Он. Я готов! Сейчас я начну тебе диктовать. Сейчас ты начнешь за мной записывать роман «Игрок», который соединит нас навечно… Но ты еще не знаешь, что слова гения погоняют плетью судьбу. И все, что я продиктую, все, что ты доверчиво запишешь за мной, — страшно случится в твоей жизни: сразу после свадьбы я начну играть — безумно, как играл мой герой… А ненавидимая тобой героиня романа Полина обернется реальной Полиной Сусловой… Но сейчас ни ты, ни я этого не знаем… Я хожу по комнате… и, как пушкинский импровизатор, готовлюсь войти в состояние вдохновения… Так что у тебя есть время — закончить рассказ о себе, старуха…

Она (послушно, ибо уже оценила эту его новую игру). Ну а потом… потом… началась война.

Он. И там ты наконец встретила ЕГО.

Она. И опять он оказался не ОН… А я все встречала, встречала, встречала… Я окончила курсы медсестер и уговорила отправить меня на фронт… По дороге… (мое «везение»!) я, конечно, заболела тифом, меня обрили и привезли домой, похожую на старого, желтого китайца… Ха-ха-ха… И все-таки я вырвалась на фронт — правда, только в концертной бригаде… Я пела цыганские романсы… (Поет.) Я помню лица молодых солдат… (Усмехнулась.) И многие никогда не постарели.

Он. И ты так и не встретила ЕГО?

Она только смеется.

И когда ты перестала надеяться?

Она. Ну что вы, Федя, я и сейчас надеюсь. Я даже отчетливо представляю нашу встречу. Подперев рукой свой постаревший овал лица, я говорю ему: «Ах, мой друг, оцените мое терпение. Я ждала вас добрую полсотню лет. Другая на моем месте давно бы померла! Ха-ха-ха…» А потом как-то позвонил мой муж номер один и сказал, что болен, и попросил зайти. Он стал совсем старый и чужой… Мы сидели в комнате, оклеенной моими фотографиями, и я все искала повод уйти… И в этот миг распахнулась дверь — и с криком «Мама!» вбежала девочка… Оказалось, он взял ее из детдома совсем крохотной. И пока она росла, все показывал ей мои фотографии, все говорил, что я — ее мама… что я к ним скоро вернусь… И она всегда меня ждала. Она вцепилась в мою руку, и я с ужасом смотрела на него: я поняла, что должна теперь жить с ними всегда… Не могла же я обмануть эту рыдающую от счастья девочку?..

Он (вопит). «Лишь бы дитя не плакало!» Здесь! Здесь ты срослась с моей Аней!

Она. Милый Федя! Безумный Федя!
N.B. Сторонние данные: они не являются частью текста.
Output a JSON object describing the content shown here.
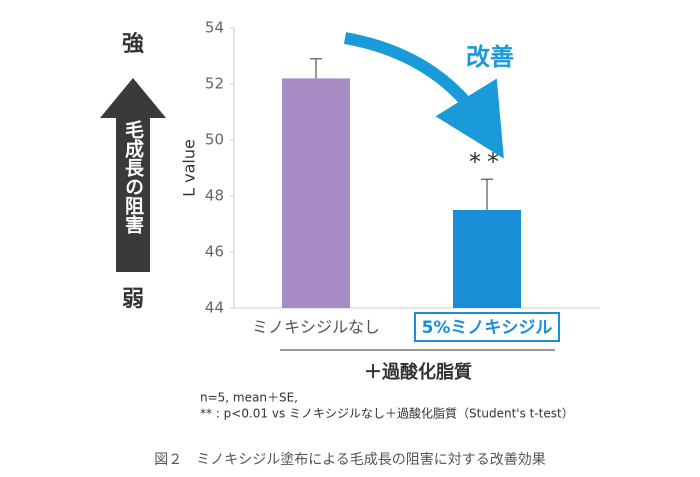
{
  "chart_data": {
    "type": "bar",
    "ylabel": "L value",
    "categories": [
      "ミノキシジルなし",
      "5%ミノキシジル"
    ],
    "values": [
      52.2,
      47.5
    ],
    "errors": [
      0.7,
      1.1
    ],
    "colors": [
      "#a68bc4",
      "#1a8fd8"
    ],
    "ylim": [
      44,
      54
    ],
    "yticks": [
      44,
      46,
      48,
      50,
      52,
      54
    ],
    "group_label": "＋過酸化脂質",
    "significance": "**",
    "improvement_label": "改善",
    "strong_label": "強",
    "weak_label": "弱",
    "arrow_label": "毛成長の阻害",
    "notes": [
      "n=5, mean＋SE,",
      "** : p<0.01 vs ミノキシジルなし＋過酸化脂質（Student's t-test）"
    ],
    "caption": "図２　ミノキシジル塗布による毛成長の阻害に対する改善効果"
  }
}
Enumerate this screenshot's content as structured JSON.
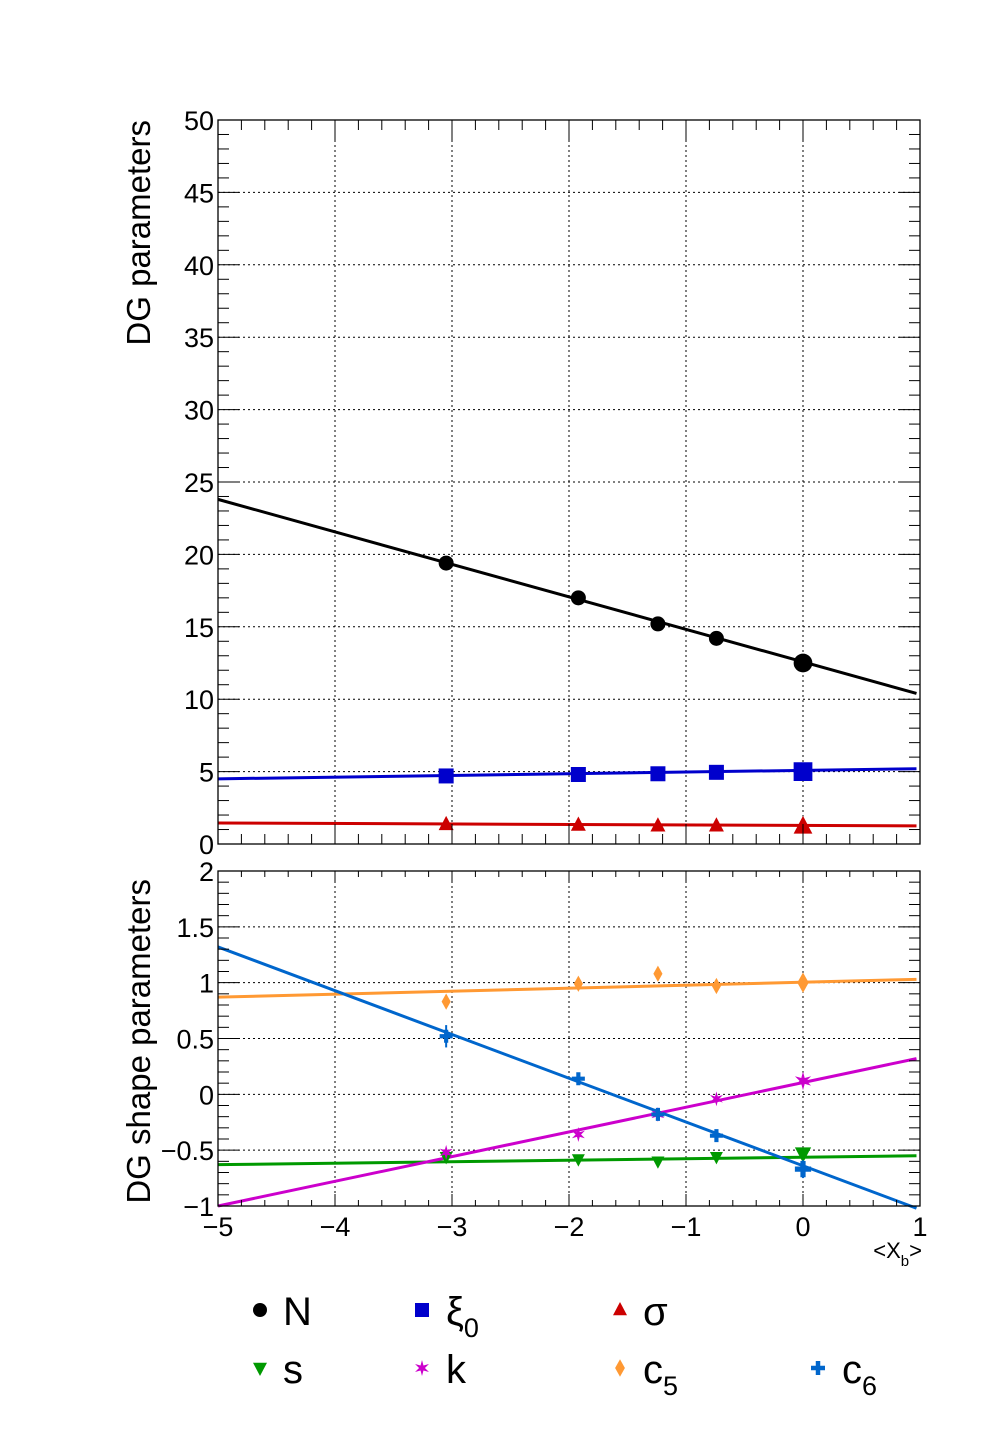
{
  "chart_data": [
    {
      "type": "scatter",
      "ylabel": "DG parameters",
      "xlim": [
        -5,
        1
      ],
      "ylim": [
        0,
        50
      ],
      "grid": true,
      "x_ticks": [
        "−5",
        "−4",
        "−3",
        "−2",
        "−1",
        "0",
        "1"
      ],
      "y_ticks": [
        "0",
        "5",
        "10",
        "15",
        "20",
        "25",
        "30",
        "35",
        "40",
        "45",
        "50"
      ],
      "x": [
        -3.05,
        -1.92,
        -1.24,
        -0.74,
        0.0
      ],
      "series": [
        {
          "name": "N",
          "marker": "circle",
          "color": "#000000",
          "values": [
            19.4,
            17.0,
            15.2,
            14.2,
            12.5
          ],
          "errors": [
            0.3,
            0.3,
            0.3,
            0.3,
            0.6
          ],
          "fit": {
            "x": [
              -5,
              0.97
            ],
            "y": [
              23.8,
              10.4
            ]
          }
        },
        {
          "name": "ξ",
          "sub": "0",
          "marker": "square",
          "color": "#0000cc",
          "values": [
            4.7,
            4.8,
            4.85,
            4.95,
            5.0
          ],
          "errors": [
            0.2,
            0.2,
            0.2,
            0.2,
            0.5
          ],
          "fit": {
            "x": [
              -5,
              0.97
            ],
            "y": [
              4.5,
              5.2
            ]
          }
        },
        {
          "name": "σ",
          "marker": "triangle-up",
          "color": "#cc0000",
          "values": [
            1.35,
            1.3,
            1.25,
            1.25,
            1.2
          ],
          "errors": [
            0.1,
            0.1,
            0.1,
            0.1,
            0.3
          ],
          "fit": {
            "x": [
              -5,
              0.97
            ],
            "y": [
              1.45,
              1.25
            ]
          }
        }
      ]
    },
    {
      "type": "scatter",
      "ylabel": "DG shape parameters",
      "xlabel": "<X",
      "xlabel_sub": "b",
      "xlabel_suffix": ">",
      "xlim": [
        -5,
        1
      ],
      "ylim": [
        -1,
        2
      ],
      "grid": true,
      "x_ticks": [
        "−5",
        "−4",
        "−3",
        "−2",
        "−1",
        "0",
        "1"
      ],
      "y_ticks": [
        "−1",
        "−0.5",
        "0",
        "0.5",
        "1",
        "1.5",
        "2"
      ],
      "x": [
        -3.05,
        -1.92,
        -1.24,
        -0.74,
        0.0
      ],
      "series": [
        {
          "name": "s",
          "marker": "triangle-down",
          "color": "#009900",
          "values": [
            -0.56,
            -0.58,
            -0.6,
            -0.56,
            -0.53
          ],
          "errors": [
            0.03,
            0.03,
            0.03,
            0.03,
            0.05
          ],
          "fit": {
            "x": [
              -5,
              0.97
            ],
            "y": [
              -0.63,
              -0.55
            ]
          }
        },
        {
          "name": "k",
          "marker": "star",
          "color": "#cc00cc",
          "values": [
            -0.52,
            -0.36,
            -0.18,
            -0.04,
            0.12
          ],
          "errors": [
            0.03,
            0.03,
            0.03,
            0.03,
            0.05
          ],
          "fit": {
            "x": [
              -5,
              0.97
            ],
            "y": [
              -1.0,
              0.32
            ]
          }
        },
        {
          "name": "c",
          "sub": "5",
          "marker": "diamond",
          "color": "#ff9933",
          "values": [
            0.83,
            0.99,
            1.08,
            0.97,
            1.0
          ],
          "errors": [
            0.03,
            0.03,
            0.03,
            0.03,
            0.05
          ],
          "fit": {
            "x": [
              -5,
              0.97
            ],
            "y": [
              0.87,
              1.03
            ]
          }
        },
        {
          "name": "c",
          "sub": "6",
          "marker": "cross",
          "color": "#0066cc",
          "values": [
            0.52,
            0.14,
            -0.18,
            -0.37,
            -0.67
          ],
          "errors": [
            0.1,
            0.05,
            0.05,
            0.05,
            0.08
          ],
          "fit": {
            "x": [
              -5,
              0.97
            ],
            "y": [
              1.32,
              -1.02
            ]
          }
        }
      ]
    }
  ]
}
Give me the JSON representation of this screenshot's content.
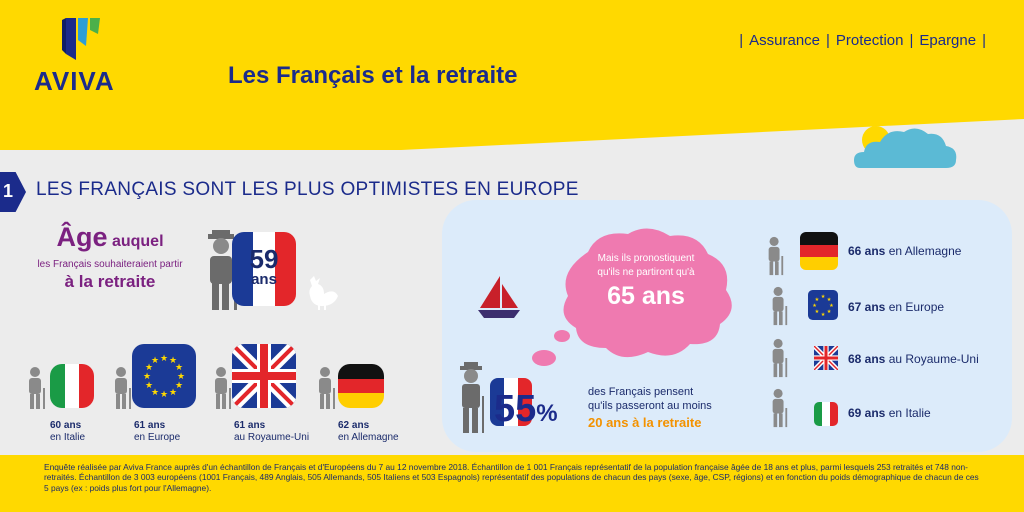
{
  "brand": {
    "name": "AVIVA"
  },
  "header": {
    "title": "Les Français et la retraite",
    "tagline": [
      "Assurance",
      "Protection",
      "Epargne"
    ]
  },
  "section": {
    "number": "1",
    "title": "LES FRANÇAIS SONT LES PLUS OPTIMISTES EN EUROPE"
  },
  "age_block": {
    "title_big": "Âge",
    "title_rest": "auquel",
    "subtitle": "les Français souhaiteraient partir",
    "emphasis": "à la retraite",
    "fr_value": "59",
    "fr_unit": "ans"
  },
  "countries_wish": [
    {
      "age": "60 ans",
      "country": "en Italie"
    },
    {
      "age": "61 ans",
      "country": "en Europe"
    },
    {
      "age": "61 ans",
      "country": "au Royaume-Uni"
    },
    {
      "age": "62 ans",
      "country": "en Allemagne"
    }
  ],
  "cloud": {
    "line1": "Mais ils pronostiquent",
    "line2": "qu'ils ne partiront qu'à",
    "value": "65 ans"
  },
  "stat": {
    "value": "55",
    "unit": "%",
    "line1": "des Français pensent",
    "line2": "qu'ils passeront au moins",
    "highlight": "20 ans à la retraite"
  },
  "countries_predict": [
    {
      "age": "66 ans",
      "country": "en Allemagne"
    },
    {
      "age": "67 ans",
      "country": "en Europe"
    },
    {
      "age": "68 ans",
      "country": "au Royaume-Uni"
    },
    {
      "age": "69 ans",
      "country": "en Italie"
    }
  ],
  "footer": {
    "text": "Enquête réalisée par Aviva France auprès d'un échantillon de Français et d'Européens du 7 au 12 novembre 2018. Échantillon de 1 001 Français représentatif de la population française âgée de 18 ans et plus, parmi lesquels 253 retraités et 748 non-retraités. Échantillon de 3 003 européens (1001 Français, 489 Anglais, 505 Allemands, 505 Italiens et 503 Espagnols) représentatif des populations de chacun des pays (sexe, âge, CSP, régions) et en fonction du poids démographique de chacun de ces 5 pays (ex : poids plus fort pour l'Allemagne)."
  },
  "colors": {
    "yellow": "#ffd900",
    "navy": "#1b2b8b",
    "purple": "#7b2180",
    "pink": "#ef7ab0",
    "orange": "#f39200",
    "light_blue": "#dcebfa"
  }
}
Как мне будет не хватать ваших безумств, когда я вернусь к своим детям…

Он. Эта девочка — и есть «твои дети»?

Она (смеется). Девочка вышла замуж…

Он. «Лишь бы дитя не плакало!» Носи это и дальше в сердце! Состраданием живи, Аня. В этом и есть — Федя! А то нынче любой сытый злодей клянется Федей, а какой-нибудь преследователь человеков памятник Феде норовит поставить… А я говорю: «Ставьте мне ваши памятники. Только на цоколе написать не забудьте: «Феде Достоевскому от благодарных бесов!..» Ангел мой, Аня, Христос — в тебе… Что тебе больше всего по сердцу пришлось из написанного мной?

Она (не отвечая). Как трудно вспоминать… Я — девочка… Я — молоденькая женщина… Я помню это так смутно, как давно отыгранные роли… Хотя нет, свои роли я помню ясно… И Клеопатра, и Офелия… для меня куда реальнее меня самой тогда… В моих ролях было все, что со мной случалось в жизни… Я будто жила для ролей… И сейчас, когда я опять забыла номер своей комнаты, я хорошо помню номер квартиры Достоевского… И этот дом, где теперь живу, кажется мне вымыслом, сном… А единственная моя реальность — здесь: «Солнце моей жизни Федор Достоевский»…

Он (повторяя). Ангел мой, Аня, что тебе больше всего по сердцу из написанного мною?